Enterprise software vendors are transitioning their software to cloud. Some are doing a good job but others are struggling. A recent article was explaining how companies from silicon valley are struggling with cloud revenue as they are progressing through their transformational journey. And that was not going very well.
Aside from the technical and architectural challenges, I would like to focus on another aspect of this transformation which is very underestimated by software companies: the role of the product manager (PM). And here is the issue immediately: your product managers are not managing a product anymore but a service. And this is the begin of a mind set that has to change. Without a proper product management, your journey is at risk!
In my previous articles, i have explained how crucial the role of a product manager is in the software world and how he/she is the “spider in the web”. If everything around changes, but the product manager doesn’t or is against or just does not get it, your transformation journey is in trouble. Below some key points that need to change.
1.Understand the new development process and adjust
The new agile development process demands more active involvement of a PM, weekly / monthly, it goes from the definition of the sprint together with the development team and assisting business analysts with questions and attending the demo and deciding whether the code can be deployed to production or not. The legacy PM comes from an environment where a big specification would be given to the development team and then for a year just waits something coming out the door and then the PM could prepare the launch of a new version. Most of the PMs do not adjust to these new methodologies and the development teams take over the scoping of the product, etc. Leftover for the less relevant PM is the launch.
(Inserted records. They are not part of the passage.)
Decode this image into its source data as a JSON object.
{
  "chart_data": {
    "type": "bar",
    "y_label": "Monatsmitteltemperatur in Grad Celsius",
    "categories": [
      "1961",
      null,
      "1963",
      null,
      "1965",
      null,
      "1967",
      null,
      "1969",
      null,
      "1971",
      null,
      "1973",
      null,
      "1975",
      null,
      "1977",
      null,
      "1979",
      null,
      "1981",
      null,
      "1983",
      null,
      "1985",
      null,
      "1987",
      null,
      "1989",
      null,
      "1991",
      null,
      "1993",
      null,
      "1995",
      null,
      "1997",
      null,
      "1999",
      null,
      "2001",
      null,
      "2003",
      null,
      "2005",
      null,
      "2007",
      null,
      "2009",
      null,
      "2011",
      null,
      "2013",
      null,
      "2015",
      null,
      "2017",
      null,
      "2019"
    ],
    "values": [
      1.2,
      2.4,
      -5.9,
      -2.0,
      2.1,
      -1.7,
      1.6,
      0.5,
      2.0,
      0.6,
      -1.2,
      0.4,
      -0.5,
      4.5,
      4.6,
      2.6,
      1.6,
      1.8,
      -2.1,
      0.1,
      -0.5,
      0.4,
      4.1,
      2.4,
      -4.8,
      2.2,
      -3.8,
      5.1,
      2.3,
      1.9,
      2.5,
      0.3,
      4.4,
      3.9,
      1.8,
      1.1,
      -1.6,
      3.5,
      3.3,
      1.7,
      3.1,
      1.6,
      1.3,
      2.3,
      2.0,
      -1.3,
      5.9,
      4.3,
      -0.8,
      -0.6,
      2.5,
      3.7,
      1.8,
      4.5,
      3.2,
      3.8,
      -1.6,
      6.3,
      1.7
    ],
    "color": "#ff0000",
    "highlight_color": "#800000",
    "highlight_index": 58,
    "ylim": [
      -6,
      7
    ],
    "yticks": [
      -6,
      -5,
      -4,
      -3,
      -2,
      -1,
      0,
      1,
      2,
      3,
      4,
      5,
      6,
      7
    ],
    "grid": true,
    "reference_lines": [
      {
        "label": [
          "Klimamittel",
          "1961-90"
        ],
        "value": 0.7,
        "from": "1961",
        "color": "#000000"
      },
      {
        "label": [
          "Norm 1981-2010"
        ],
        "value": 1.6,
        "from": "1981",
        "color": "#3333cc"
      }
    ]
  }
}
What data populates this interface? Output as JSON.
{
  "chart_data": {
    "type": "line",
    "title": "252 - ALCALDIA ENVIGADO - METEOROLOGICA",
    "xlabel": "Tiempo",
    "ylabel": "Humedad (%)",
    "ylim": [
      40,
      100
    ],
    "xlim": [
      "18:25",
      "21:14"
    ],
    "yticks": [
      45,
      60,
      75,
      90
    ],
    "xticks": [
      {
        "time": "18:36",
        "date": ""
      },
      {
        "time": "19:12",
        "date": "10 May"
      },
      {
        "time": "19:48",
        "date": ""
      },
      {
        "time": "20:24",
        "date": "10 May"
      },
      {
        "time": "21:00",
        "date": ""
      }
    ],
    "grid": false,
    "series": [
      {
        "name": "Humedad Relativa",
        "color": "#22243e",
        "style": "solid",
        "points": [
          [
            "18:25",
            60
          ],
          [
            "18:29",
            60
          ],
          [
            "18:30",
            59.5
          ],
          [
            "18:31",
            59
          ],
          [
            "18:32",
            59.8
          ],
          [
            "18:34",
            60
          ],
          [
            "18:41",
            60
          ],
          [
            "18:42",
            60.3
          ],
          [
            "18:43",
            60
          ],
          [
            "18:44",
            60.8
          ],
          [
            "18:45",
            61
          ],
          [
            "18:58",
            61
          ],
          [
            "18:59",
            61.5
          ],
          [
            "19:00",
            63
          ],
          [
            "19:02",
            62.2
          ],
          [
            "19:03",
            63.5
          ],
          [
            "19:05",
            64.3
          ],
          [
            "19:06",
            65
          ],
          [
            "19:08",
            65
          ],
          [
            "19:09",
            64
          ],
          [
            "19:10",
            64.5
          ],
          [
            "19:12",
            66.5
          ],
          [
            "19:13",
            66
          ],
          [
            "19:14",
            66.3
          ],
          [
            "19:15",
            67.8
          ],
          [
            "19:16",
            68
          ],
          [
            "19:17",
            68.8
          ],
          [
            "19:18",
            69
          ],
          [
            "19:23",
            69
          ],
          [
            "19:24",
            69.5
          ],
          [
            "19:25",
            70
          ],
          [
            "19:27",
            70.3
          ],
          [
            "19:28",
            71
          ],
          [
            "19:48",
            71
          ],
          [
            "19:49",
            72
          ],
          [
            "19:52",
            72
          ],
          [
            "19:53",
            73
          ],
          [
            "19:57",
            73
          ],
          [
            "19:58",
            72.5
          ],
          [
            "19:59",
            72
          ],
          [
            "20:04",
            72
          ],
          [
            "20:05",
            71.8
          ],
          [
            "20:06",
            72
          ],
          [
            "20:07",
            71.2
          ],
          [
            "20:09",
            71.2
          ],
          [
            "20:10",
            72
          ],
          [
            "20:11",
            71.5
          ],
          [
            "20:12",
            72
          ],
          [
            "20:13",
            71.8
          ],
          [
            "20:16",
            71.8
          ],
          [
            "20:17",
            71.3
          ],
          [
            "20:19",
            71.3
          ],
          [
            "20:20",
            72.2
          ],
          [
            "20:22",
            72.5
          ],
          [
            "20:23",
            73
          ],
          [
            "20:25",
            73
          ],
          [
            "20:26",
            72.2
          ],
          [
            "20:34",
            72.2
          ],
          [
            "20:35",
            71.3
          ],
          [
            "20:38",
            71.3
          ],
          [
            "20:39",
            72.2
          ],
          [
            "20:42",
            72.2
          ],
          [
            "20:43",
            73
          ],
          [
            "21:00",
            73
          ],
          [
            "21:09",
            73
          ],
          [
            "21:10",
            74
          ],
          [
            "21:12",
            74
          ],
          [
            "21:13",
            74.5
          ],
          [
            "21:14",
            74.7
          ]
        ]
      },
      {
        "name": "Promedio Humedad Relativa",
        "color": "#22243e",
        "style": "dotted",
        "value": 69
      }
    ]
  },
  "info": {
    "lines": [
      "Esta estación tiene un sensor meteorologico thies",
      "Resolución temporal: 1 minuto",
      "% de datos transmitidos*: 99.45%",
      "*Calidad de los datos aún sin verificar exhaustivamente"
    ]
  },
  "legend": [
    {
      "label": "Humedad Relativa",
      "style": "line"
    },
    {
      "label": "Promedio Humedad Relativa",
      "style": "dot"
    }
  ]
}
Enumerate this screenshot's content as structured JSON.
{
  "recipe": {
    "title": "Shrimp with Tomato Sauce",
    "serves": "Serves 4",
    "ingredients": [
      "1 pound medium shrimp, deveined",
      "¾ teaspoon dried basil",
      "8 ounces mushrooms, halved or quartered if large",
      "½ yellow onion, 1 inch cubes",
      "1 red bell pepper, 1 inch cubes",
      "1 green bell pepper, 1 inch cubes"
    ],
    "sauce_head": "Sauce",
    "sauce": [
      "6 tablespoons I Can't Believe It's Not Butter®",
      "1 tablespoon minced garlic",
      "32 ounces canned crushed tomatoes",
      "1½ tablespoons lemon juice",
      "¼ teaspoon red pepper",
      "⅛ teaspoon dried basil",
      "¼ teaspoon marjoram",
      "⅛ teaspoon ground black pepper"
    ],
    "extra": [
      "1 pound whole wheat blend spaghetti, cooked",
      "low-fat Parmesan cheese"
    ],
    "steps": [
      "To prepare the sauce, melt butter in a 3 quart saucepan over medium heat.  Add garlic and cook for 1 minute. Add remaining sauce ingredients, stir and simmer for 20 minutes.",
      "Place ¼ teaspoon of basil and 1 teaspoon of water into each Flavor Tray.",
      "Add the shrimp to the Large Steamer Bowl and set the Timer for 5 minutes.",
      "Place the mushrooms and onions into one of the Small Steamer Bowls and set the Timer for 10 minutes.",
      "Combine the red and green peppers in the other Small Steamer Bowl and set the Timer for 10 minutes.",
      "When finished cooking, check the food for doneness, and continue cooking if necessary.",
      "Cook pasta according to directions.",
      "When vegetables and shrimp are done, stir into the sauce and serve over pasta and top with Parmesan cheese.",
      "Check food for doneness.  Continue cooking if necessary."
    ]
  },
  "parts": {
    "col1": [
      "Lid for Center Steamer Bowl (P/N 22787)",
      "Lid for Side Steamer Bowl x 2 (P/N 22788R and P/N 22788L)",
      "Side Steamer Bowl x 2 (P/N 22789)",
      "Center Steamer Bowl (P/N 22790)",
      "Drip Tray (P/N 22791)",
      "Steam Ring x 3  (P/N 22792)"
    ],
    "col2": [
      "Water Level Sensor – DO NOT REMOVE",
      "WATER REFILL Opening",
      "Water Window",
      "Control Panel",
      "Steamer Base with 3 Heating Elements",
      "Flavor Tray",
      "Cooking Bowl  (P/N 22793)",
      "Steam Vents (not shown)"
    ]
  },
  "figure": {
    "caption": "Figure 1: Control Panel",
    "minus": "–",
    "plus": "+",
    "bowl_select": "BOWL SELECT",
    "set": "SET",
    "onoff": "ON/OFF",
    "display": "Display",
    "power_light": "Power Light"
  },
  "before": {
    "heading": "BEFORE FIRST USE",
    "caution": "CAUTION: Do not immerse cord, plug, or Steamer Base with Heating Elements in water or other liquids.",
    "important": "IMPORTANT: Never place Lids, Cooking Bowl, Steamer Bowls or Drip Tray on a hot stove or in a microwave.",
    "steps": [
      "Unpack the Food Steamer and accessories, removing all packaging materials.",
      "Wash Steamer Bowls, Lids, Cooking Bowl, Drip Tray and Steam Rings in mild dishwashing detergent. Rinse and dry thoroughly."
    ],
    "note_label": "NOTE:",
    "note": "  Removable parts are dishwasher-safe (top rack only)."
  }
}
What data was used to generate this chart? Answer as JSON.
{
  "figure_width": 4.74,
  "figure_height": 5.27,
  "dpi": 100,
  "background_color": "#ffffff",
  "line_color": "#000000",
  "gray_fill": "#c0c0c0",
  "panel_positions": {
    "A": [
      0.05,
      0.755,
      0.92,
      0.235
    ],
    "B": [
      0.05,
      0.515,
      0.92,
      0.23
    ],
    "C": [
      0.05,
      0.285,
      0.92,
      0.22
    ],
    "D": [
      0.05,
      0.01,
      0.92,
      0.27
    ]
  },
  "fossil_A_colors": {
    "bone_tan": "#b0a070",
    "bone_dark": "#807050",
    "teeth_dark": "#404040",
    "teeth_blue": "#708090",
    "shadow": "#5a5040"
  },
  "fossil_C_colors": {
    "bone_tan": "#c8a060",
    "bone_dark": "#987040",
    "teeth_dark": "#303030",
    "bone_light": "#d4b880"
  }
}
2.Changes in the terminology and concepts
Whether you are technical or not, you need to start to understand and care about concepts like uptime, multi-tenant, single code base, zero-down time, security, scaling, regions, etc. You provide now a service not a product anymore and therefore all the new concepts are fundamental to the success of your service. Many legacy PMs tend to ignore these concepts. The issue is that the development team is truly busy meeting the architectural demands for these concepts and the capacity is taken at least for 50% during the transformational journey. You need to realize that you are getting less functionality.
3.Changes in the pricing
Easy one: it’s now a subscription … but stop…The biggest secret in the cloud software industry that nobody talks about is cost models: a PM now needs to understand how much it costs to run a service. And when you find out that yours is very expensive, you will be paying more attention to understand the terminology I was discussing in the previous point. Price your service against the costs or you can be burning money big time.
4.Changes in the engagement
You provide now a service, so you need to change your support model, the response times, the quality, etc. As you run the service for the customer, any disruption needs to be communicated clearly and transparently to your customers who depend now on the availability of the services. Prepare your support team, train, etc. Many PMs fail here to change their mindsets around this subject.
5.Changes in the life cycle of features
Your service needs to keep running while you are introducing a new feature or change some the underlying technologies to provide better scalability, etc. Essentially you are managing a plane in flight and you are changing seats configurations while the development team is changing to a new engine. Because of this, many cloud providers are actually becoming a legacy cloud providers because they are locked and cannot change anything anymore. The “spaghetti code” is now in the cloud. While feature switches are important for turning on/off functionalities, your service needs also to be able to adopt new technologies.
Don’t be the legacy product manager, embrace change. If you won’t do, well others will do for you. And you are not the owner of the product / service anymore. “Spider has left the web!”